Mezzanines coming to Philip Johnson and John Burgee's atrium in Houston tower

Late last year, architects took to the streets to protest changes to the AT&T Building, Philip Johnson and John Burgee’s postmodern masterpiece. The renovation proposed by Snøhetta would glass in the building’s monumental granite facade, a move that riled preservationists and fans of the building. Now, similar changes are afoot at another Johnson and Burgee tower, this time in Houston. The owners of the Bank of America Center, a 56-story postmodern tower with a soaring atrium, want to glass in the lower level to create mezzanines which, while more low-slung, are infinitely more leasable.

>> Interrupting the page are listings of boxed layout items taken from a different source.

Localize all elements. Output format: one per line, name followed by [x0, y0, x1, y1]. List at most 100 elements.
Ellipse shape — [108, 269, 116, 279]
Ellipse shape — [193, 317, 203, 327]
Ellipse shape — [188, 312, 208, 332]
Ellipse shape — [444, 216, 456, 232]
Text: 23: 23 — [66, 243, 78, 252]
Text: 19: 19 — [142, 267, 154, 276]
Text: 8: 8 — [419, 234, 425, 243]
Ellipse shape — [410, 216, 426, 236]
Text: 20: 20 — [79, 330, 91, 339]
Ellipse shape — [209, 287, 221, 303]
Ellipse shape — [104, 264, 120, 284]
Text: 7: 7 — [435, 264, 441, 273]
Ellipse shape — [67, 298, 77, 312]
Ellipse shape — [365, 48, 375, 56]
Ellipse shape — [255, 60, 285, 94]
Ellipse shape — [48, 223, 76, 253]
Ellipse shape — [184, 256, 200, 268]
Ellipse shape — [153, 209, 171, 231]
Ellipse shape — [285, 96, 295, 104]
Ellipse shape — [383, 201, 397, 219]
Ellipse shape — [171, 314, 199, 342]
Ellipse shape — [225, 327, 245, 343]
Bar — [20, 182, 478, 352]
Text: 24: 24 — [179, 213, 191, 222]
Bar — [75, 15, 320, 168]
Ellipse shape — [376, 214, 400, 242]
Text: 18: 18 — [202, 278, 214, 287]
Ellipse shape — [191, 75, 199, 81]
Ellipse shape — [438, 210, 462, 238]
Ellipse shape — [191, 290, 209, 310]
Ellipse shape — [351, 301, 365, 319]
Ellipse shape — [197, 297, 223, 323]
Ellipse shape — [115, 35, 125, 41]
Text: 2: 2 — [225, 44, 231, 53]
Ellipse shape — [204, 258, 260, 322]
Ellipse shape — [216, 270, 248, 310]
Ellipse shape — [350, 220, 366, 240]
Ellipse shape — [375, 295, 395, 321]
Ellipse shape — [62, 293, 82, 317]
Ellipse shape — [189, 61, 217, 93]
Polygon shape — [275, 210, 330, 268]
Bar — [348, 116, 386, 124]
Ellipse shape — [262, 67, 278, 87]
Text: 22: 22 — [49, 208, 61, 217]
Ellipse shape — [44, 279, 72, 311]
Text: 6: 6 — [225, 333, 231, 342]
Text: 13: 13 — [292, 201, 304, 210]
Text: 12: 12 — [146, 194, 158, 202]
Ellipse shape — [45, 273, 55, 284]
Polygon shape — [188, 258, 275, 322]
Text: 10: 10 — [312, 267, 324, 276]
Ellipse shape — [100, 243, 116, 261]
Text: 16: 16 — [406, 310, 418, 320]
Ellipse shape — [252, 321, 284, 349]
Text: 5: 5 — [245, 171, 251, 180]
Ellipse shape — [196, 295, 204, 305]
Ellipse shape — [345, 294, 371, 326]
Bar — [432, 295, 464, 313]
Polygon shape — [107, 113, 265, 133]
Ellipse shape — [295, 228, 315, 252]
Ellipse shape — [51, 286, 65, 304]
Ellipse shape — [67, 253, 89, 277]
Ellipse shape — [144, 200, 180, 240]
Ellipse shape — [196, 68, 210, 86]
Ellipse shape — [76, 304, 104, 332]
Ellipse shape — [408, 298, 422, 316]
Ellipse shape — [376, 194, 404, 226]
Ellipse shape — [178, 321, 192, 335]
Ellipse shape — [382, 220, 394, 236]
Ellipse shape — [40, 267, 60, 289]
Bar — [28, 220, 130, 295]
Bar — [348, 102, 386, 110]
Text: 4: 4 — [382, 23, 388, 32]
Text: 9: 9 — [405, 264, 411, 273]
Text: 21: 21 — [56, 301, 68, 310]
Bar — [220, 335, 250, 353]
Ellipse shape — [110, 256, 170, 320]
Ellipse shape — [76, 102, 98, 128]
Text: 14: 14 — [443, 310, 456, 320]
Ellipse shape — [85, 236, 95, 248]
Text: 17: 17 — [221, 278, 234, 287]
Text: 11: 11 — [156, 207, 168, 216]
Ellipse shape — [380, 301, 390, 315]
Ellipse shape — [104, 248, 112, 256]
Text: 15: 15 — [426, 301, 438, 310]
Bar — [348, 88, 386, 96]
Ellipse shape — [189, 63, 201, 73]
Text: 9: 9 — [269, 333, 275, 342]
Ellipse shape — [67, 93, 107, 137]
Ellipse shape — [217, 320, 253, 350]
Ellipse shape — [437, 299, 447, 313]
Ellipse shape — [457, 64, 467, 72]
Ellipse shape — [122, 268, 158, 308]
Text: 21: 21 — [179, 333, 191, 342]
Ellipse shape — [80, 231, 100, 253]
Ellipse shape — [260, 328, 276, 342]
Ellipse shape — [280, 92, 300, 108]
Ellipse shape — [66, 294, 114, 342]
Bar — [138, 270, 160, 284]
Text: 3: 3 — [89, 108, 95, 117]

M-M Properties has hired New York’s Sydness Architects to carry out the $15 million renovation, which includes the partial excavation of the Western Union building, a structure that was ensconced by the Johnson-Burgee tower. Phase one calls for replacing the building’s first-floor granite facade with glass, to showcase a restaurant and offices, and phase two will add two stories for business tenants above that. The resulting mezzanines would add approximately 30,000 square feet of new floor space, and ground is expected to break on the first phase in February or March.

“It will be a lot more friendly as a building on the streetscape than it has been,” Sydness told the Houston Chronicle. Interestingly, Sydness had also worked with the architects on the original tower, then known as the RepublicBank Center.

The structure was built in 1983, and since then, it’s had four anchor tenants: The RepublicBank Center was the first, followed by NCNB Center, then NationsBank Center, and finally current tenant Bank of America. The firm, however, plans to move out of its digs in 2019.

The building’s design, said local real estate blog Swamplot, is a nod to the 16th-century Dutch guildhall, and it sits across from Pennzoil Place, another Johnson building.